Sometimes there are medical, ethical, legal, and/or policy impediments to doing what the patient wants. These don't require an apology either. They do require some sort of explanation of the reasoning. "It's policy" and "it's just the way [the doctor] makes us do it" are not sufficient. Make sure your staff knows why the requirement serves the patient's well being.
Develop standard protocols for satisfying the most common wants or needs in a way that is, at most, minimally disruptive to the practice.
For any given practice, most requests for special consideration are relatively common. Think about how you want these handled, write it down, and tell your staff. Tell them, too, what information you need to make a decision on situations that fall outside the norm.
Emergency prescriptions are a great example. When can the staff agree to send in an authorization? Will you authorize a month's supply or just a few days? Under what circumstances must the physician be explicitly consulted first? When must the patient be seen first? What can he do in the meantime?

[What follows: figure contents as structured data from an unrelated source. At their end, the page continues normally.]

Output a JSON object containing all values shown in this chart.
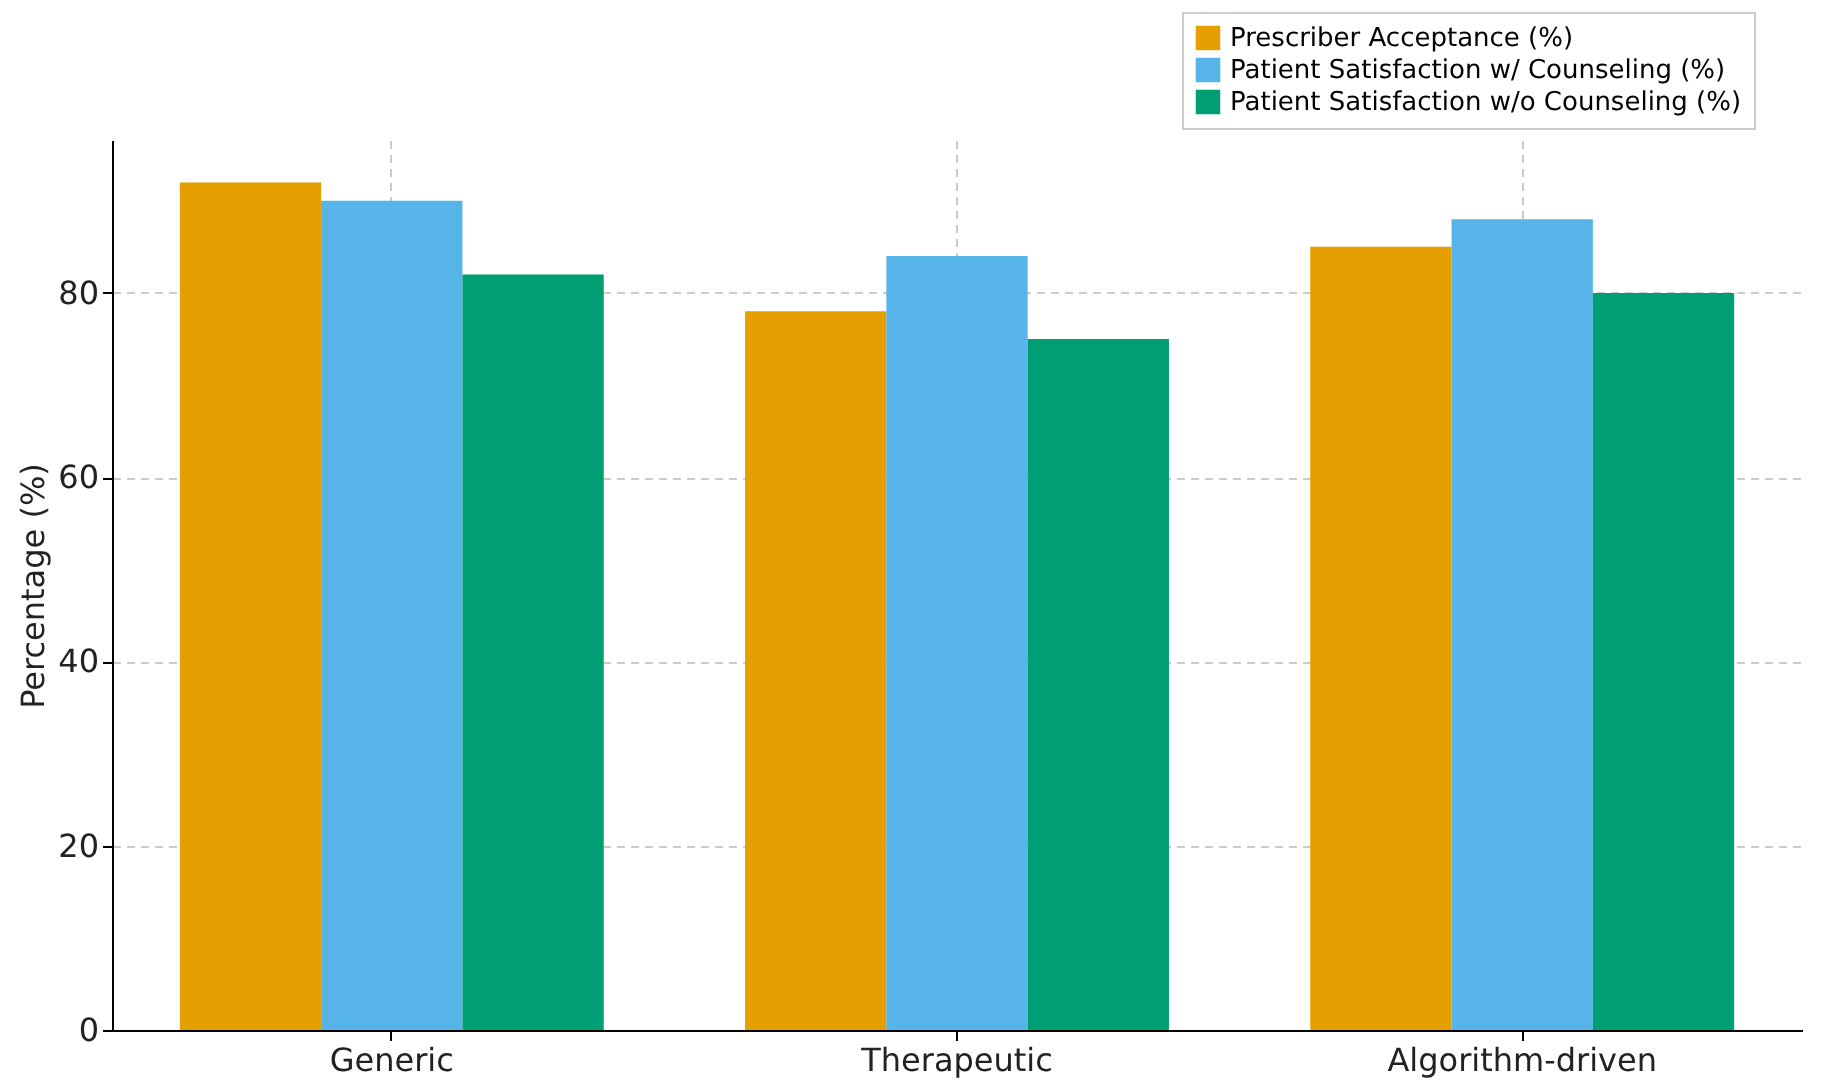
{
  "chart_data": {
    "type": "bar",
    "ylabel": "Percentage (%)",
    "categories": [
      "Generic",
      "Therapeutic",
      "Algorithm-driven"
    ],
    "series": [
      {
        "name": "Prescriber Acceptance (%)",
        "color": "#e69f00",
        "values": [
          92,
          78,
          85
        ]
      },
      {
        "name": "Patient Satisfaction w/ Counseling (%)",
        "color": "#56b4e9",
        "values": [
          90,
          84,
          88
        ]
      },
      {
        "name": "Patient Satisfaction w/o Counseling (%)",
        "color": "#009e73",
        "values": [
          82,
          75,
          80
        ]
      }
    ],
    "ylim": [
      0,
      96.6
    ],
    "yticks": [
      0,
      20,
      40,
      60,
      80
    ],
    "grid": true,
    "legend": "top right"
  }
}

If you cannot meet the patient's need as requested, offer alternatives.
If a patient is absolutely insistent she be seen the same day, there are several options:
• Work her in, but only if it’s practical and respectful of the day's schedule
• Give her the next available appointment and advice for the interim period, i.e., over-the-counter medication, rest, and what to look for that would signal a need for ED care.
• Suggest an urgent care facility the practice recommends
Try to remember that the real problem is probably more emotional than medical. It is scary to be sick and not know whether or not it is serious, or to be in pain and not know how long it will last. Lack of control increases anxiety and viable options relieve it.
Some patients are outrageously demanding. They need to be asked to find care elsewhere. Most patients are either unaware or at least temporarily oblivious to what they are asking of the physician or the practice.
Manage these folks. Empathize with their situation, but maintain appropriate boundaries. Respect them as both customers and human beings needing attention. Respect the needs of yourself and your staff. Defuse the emotion on both sides of the interaction.